Ich bin Rebecca, bin 46, verheiratet und habe 2 Kinder. Eigentlich nichts besonderes. Doch meine Vergangenheit holt mich grade ein. Mein Psychiater, von früher, hat mich gebeten mein Tagebuch, welches ich mit 16 im Internat geschrieben habe, zu veröffentlichen, es als Buch raus zu bringen um anderen Mut zu machen, zu zeigen, das man wieder ganz genesen werden kann. Ich bin jedoch unsicher und will das ganze Teil noch mal lesen. Will ich das es die ganze Welt erfährt was im vorletzten Schuhljahr im Internat passiert ist? Oder anders, wen interessiert es überhaupt? Egal... ich werde noch mal abtauchen in die Zeit als ich 16 war, wo die Welt eigentlich soweit noch in Ordnung war. Gut, ich hatte damals kurz zu vor meinen Vater verloren. Aber das hab ich soweit verkraftet... 

 
Das letzte Jahr allerdings verlief ganz anders als das Lucy, meine beste Freundin, und ich es uns vorgestellt haben... 
 
Es passierten eigenartige, unerklärliche Dinge...
 
Erster Satz: 

 

Als Dr. Karl Wolff vorschlug, ich solle das Tagebuch veröffentlichen, das ich während meines vorletzten Schuljahres im Internat geführt habe, glaubte ich zunächst, ich hätte mich verhört.

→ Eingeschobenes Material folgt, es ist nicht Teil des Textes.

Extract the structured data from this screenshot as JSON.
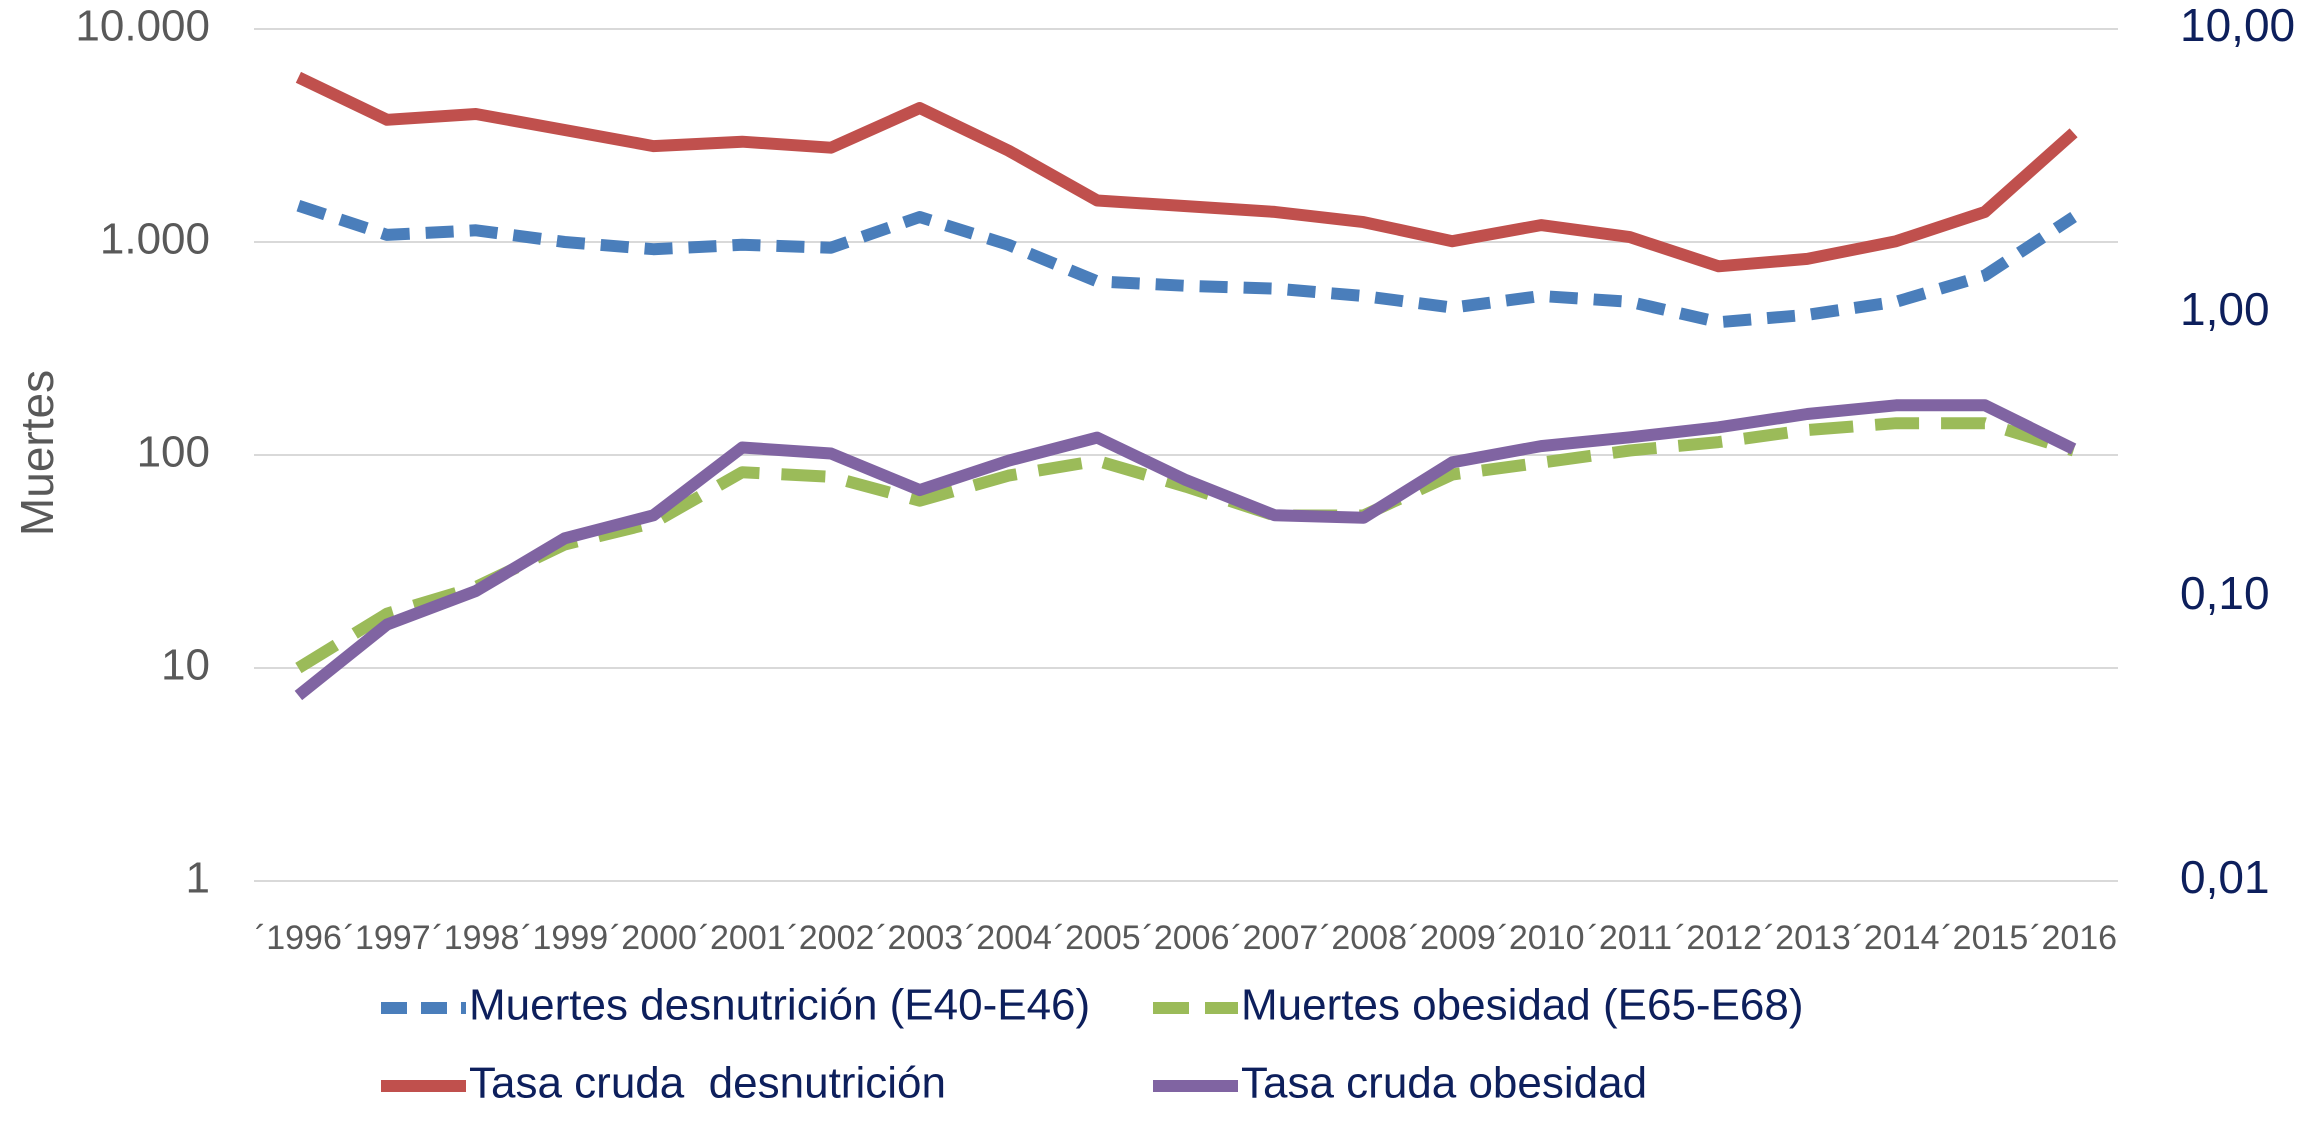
{
  "chart_data": {
    "type": "line",
    "y_label": "Muertes",
    "categories": [
      "´1996",
      "´1997",
      "´1998",
      "´1999",
      "´2000",
      "´2001",
      "´2002",
      "´2003",
      "´2004",
      "´2005",
      "´2006",
      "´2007",
      "´2008",
      "´2009",
      "´2010",
      "´2011",
      "´2012",
      "´2013",
      "´2014",
      "´2015",
      "´2016"
    ],
    "log_scale": true,
    "grid": true,
    "legend": "bottom",
    "ylim": [
      1,
      10000
    ],
    "yticks": [
      1,
      10,
      100,
      {
        "value": 1000,
        "label": "1.000"
      },
      {
        "value": 10000,
        "label": "10.000"
      }
    ],
    "y2lim": [
      0.01,
      10
    ],
    "y2ticks": [
      {
        "value": 0.01,
        "label": "0,01"
      },
      {
        "value": 0.1,
        "label": "0,10"
      },
      {
        "value": 1,
        "label": "1,00"
      },
      {
        "value": 10,
        "label": "10,00"
      }
    ],
    "series": [
      {
        "name": "Muertes desnutrición (E40-E46)",
        "color": "#4a7ebb",
        "dashed": true,
        "axis": "y",
        "values": [
          1480,
          1080,
          1135,
          1000,
          925,
          970,
          940,
          1310,
          970,
          653,
          623,
          604,
          558,
          492,
          558,
          524,
          420,
          455,
          524,
          696,
          1310
        ]
      },
      {
        "name": "Muertes obesidad (E65-E68)",
        "color": "#9bbb59",
        "dashed": true,
        "axis": "y",
        "values": [
          10,
          18,
          24,
          38,
          48,
          83,
          79,
          61,
          80,
          94,
          71,
          52,
          52,
          81,
          92,
          105,
          115,
          131,
          141,
          141,
          105
        ]
      },
      {
        "name": "Tasa cruda  desnutrición",
        "color": "#c0504d",
        "dashed": false,
        "axis": "y2",
        "values": [
          6.76,
          4.79,
          5.02,
          4.41,
          3.87,
          4.01,
          3.82,
          5.27,
          3.73,
          2.49,
          2.38,
          2.27,
          2.09,
          1.79,
          2.04,
          1.85,
          1.46,
          1.55,
          1.79,
          2.27,
          4.31
        ]
      },
      {
        "name": "Tasa cruda obesidad",
        "color": "#8064a2",
        "dashed": false,
        "axis": "y2",
        "values": [
          0.045,
          0.08,
          0.105,
          0.161,
          0.194,
          0.336,
          0.32,
          0.238,
          0.302,
          0.364,
          0.258,
          0.194,
          0.19,
          0.298,
          0.34,
          0.365,
          0.396,
          0.441,
          0.473,
          0.473,
          0.332
        ]
      }
    ]
  }
}
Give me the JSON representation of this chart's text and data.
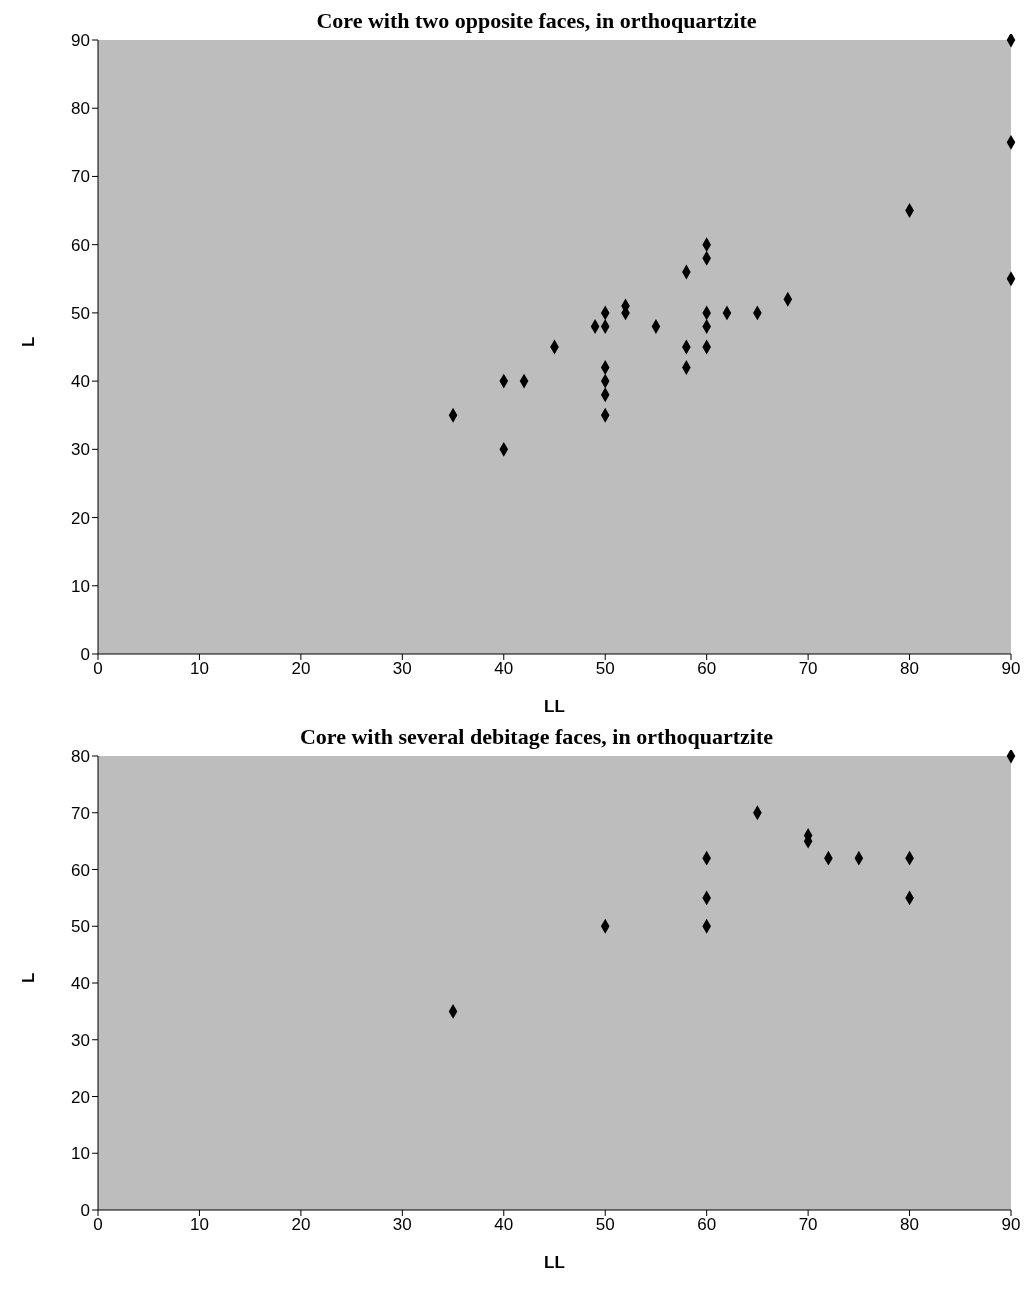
{
  "chart_data": [
    {
      "type": "scatter",
      "title": "Core with two opposite faces, in orthoquartzite",
      "xlabel": "LL",
      "ylabel": "L",
      "marker": "diamond",
      "xlim": [
        0,
        90
      ],
      "xticks": [
        0,
        10,
        20,
        30,
        40,
        50,
        60,
        70,
        80,
        90
      ],
      "ylim": [
        0,
        90
      ],
      "yticks": [
        0,
        10,
        20,
        30,
        40,
        50,
        60,
        70,
        80,
        90
      ],
      "series": [
        {
          "color": "#000000",
          "x": [
            35,
            40,
            40,
            42,
            45,
            49,
            50,
            50,
            50,
            50,
            50,
            50,
            52,
            52,
            55,
            58,
            58,
            58,
            60,
            60,
            60,
            60,
            60,
            62,
            65,
            68,
            80,
            90,
            90,
            90
          ],
          "values": [
            35,
            40,
            30,
            40,
            45,
            48,
            50,
            48,
            42,
            40,
            38,
            35,
            51,
            50,
            48,
            56,
            45,
            42,
            60,
            58,
            50,
            48,
            45,
            50,
            50,
            52,
            65,
            90,
            75,
            55
          ]
        }
      ]
    },
    {
      "type": "scatter",
      "title": "Core with several debitage faces, in orthoquartzite",
      "xlabel": "LL",
      "ylabel": "L",
      "marker": "diamond",
      "xlim": [
        0,
        90
      ],
      "xticks": [
        0,
        10,
        20,
        30,
        40,
        50,
        60,
        70,
        80,
        90
      ],
      "ylim": [
        0,
        80
      ],
      "yticks": [
        0,
        10,
        20,
        30,
        40,
        50,
        60,
        70,
        80
      ],
      "series": [
        {
          "color": "#000000",
          "x": [
            35,
            50,
            60,
            60,
            60,
            65,
            70,
            70,
            72,
            75,
            80,
            80,
            90
          ],
          "values": [
            35,
            50,
            62,
            55,
            50,
            70,
            66,
            65,
            62,
            62,
            62,
            55,
            80
          ]
        }
      ]
    }
  ]
}
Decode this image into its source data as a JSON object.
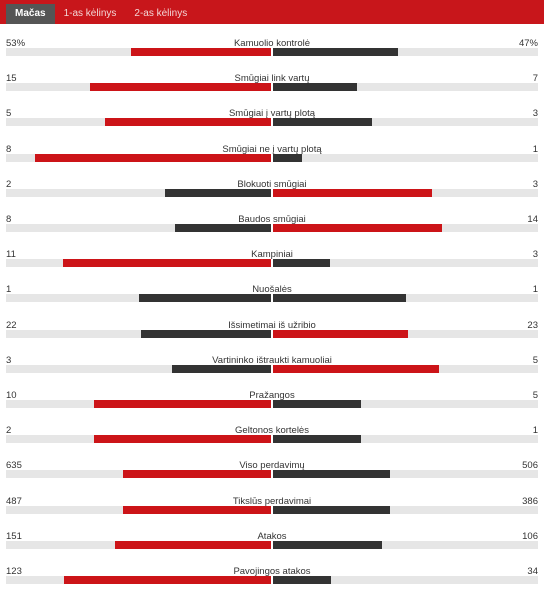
{
  "tabs": [
    {
      "label": "Mačas",
      "active": true
    },
    {
      "label": "1-as kėlinys",
      "active": false
    },
    {
      "label": "2-as kėlinys",
      "active": false
    }
  ],
  "colors": {
    "home": "#cc1418",
    "away": "#333333",
    "track": "#e6e6e6"
  },
  "stats": [
    {
      "name": "Kamuolio kontrolė",
      "left": "53%",
      "right": "47%",
      "left_share": 0.53,
      "right_share": 0.47,
      "left_color": "red",
      "right_color": "dark"
    },
    {
      "name": "Smūgiai link vartų",
      "left": "15",
      "right": "7",
      "left_share": 0.682,
      "right_share": 0.318,
      "left_color": "red",
      "right_color": "dark"
    },
    {
      "name": "Smūgiai į vartų plotą",
      "left": "5",
      "right": "3",
      "left_share": 0.625,
      "right_share": 0.375,
      "left_color": "red",
      "right_color": "dark"
    },
    {
      "name": "Smūgiai ne į vartų plotą",
      "left": "8",
      "right": "1",
      "left_share": 0.889,
      "right_share": 0.111,
      "left_color": "red",
      "right_color": "dark"
    },
    {
      "name": "Blokuoti smūgiai",
      "left": "2",
      "right": "3",
      "left_share": 0.4,
      "right_share": 0.6,
      "left_color": "dark",
      "right_color": "red"
    },
    {
      "name": "Baudos smūgiai",
      "left": "8",
      "right": "14",
      "left_share": 0.364,
      "right_share": 0.636,
      "left_color": "dark",
      "right_color": "red"
    },
    {
      "name": "Kampiniai",
      "left": "11",
      "right": "3",
      "left_share": 0.786,
      "right_share": 0.214,
      "left_color": "red",
      "right_color": "dark"
    },
    {
      "name": "Nuošalės",
      "left": "1",
      "right": "1",
      "left_share": 0.5,
      "right_share": 0.5,
      "left_color": "dark",
      "right_color": "dark"
    },
    {
      "name": "Išsimetimai iš užribio",
      "left": "22",
      "right": "23",
      "left_share": 0.489,
      "right_share": 0.511,
      "left_color": "dark",
      "right_color": "red"
    },
    {
      "name": "Vartininko ištraukti kamuoliai",
      "left": "3",
      "right": "5",
      "left_share": 0.375,
      "right_share": 0.625,
      "left_color": "dark",
      "right_color": "red"
    },
    {
      "name": "Pražangos",
      "left": "10",
      "right": "5",
      "left_share": 0.667,
      "right_share": 0.333,
      "left_color": "red",
      "right_color": "dark"
    },
    {
      "name": "Geltonos kortelės",
      "left": "2",
      "right": "1",
      "left_share": 0.667,
      "right_share": 0.333,
      "left_color": "red",
      "right_color": "dark"
    },
    {
      "name": "Viso perdavimų",
      "left": "635",
      "right": "506",
      "left_share": 0.557,
      "right_share": 0.443,
      "left_color": "red",
      "right_color": "dark"
    },
    {
      "name": "Tikslūs perdavimai",
      "left": "487",
      "right": "386",
      "left_share": 0.558,
      "right_share": 0.442,
      "left_color": "red",
      "right_color": "dark"
    },
    {
      "name": "Atakos",
      "left": "151",
      "right": "106",
      "left_share": 0.588,
      "right_share": 0.412,
      "left_color": "red",
      "right_color": "dark"
    },
    {
      "name": "Pavojingos atakos",
      "left": "123",
      "right": "34",
      "left_share": 0.783,
      "right_share": 0.217,
      "left_color": "red",
      "right_color": "dark"
    }
  ]
}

Ich hab jetzt das Buch etwas sacken lassen, aber ich weiss noch immer nicht genau, was ich davon halten soll. Mit anderen Worten, ich kann nicht sagen das es schlecht ist, aber eben auch nicht das es gut ist. Ich kann aber sagen, es ist nicht mein Fall. 
 
Aber mal erst von vorne an. 
 
Sicher sprang mir als erstes das Cover in die Augen, doch das alleine wars nicht, was mich dazu bewog das Buch zu kaufen, sondern die Kurzbeschreibung auf der Buchrückseite. Die übrigens echt Kurz ist, aber wie sagt man so schön? In der Kürze liegt wie Würze. Ja, wenn die stimmen würde. Denn während ich das Buch gelesen habe fragte ich mich je länger je mehr, wann passiert da endlich was? Wann kommt die Stelle an dem das besagte Drama, laut Kurzbeschreibung, passiert? Der Sprung vom Dach, einer Mitschülerin? Das kann ich euch sagen, man muss die Hälfte lesen. Und bis dahin zieht sich die Geschichte, und zieht sich. 
 
Der Schreibstil ist einfach, dennoch vermag er die total düstere Atmosphäre ein zufangen. Alles erscheint trist, dunkel und unsympathisch. Das Tagebuch / die Geschichte wurde ca. Anfang der 80er Jahre geschrieben / festgehalten. Das Internat jedoch ist eine alte Residenz. Mit düsteren Gängen, alten Bäder und so weiter. Man bekommt eigentlich ein gutes Gefühl wie es dort ist. Auch schafft es die Autorin den Personen etwas Leben ein zu hauchen. Sie nicht ganz so langweilig dastehen zu lassen. Und wie gesagt, das ganze ist in Tagebuchsform gehalten. Von Stichwortartigen Einträgen bis, doch sehr komplexe Gedankengänge, ist alles mit dabei.  Es hält vor allem fest was für Gedanken sich Rebecca gemacht hat. Über die Schüler, die Lehrer, ihre beste Freundin, aber vor allem auch über sich selber. Auch wenn sie Geschehnisse festhält, sind die relativ kurz und distanziert gehalten, dafür werden diese wieder von ihren Gedanken dazu geprägt. Für mich ist das Buch eher ein Gedankenprotokoll als ein Tagebuch. So empfand ich es auf alle Fälle Empfunden.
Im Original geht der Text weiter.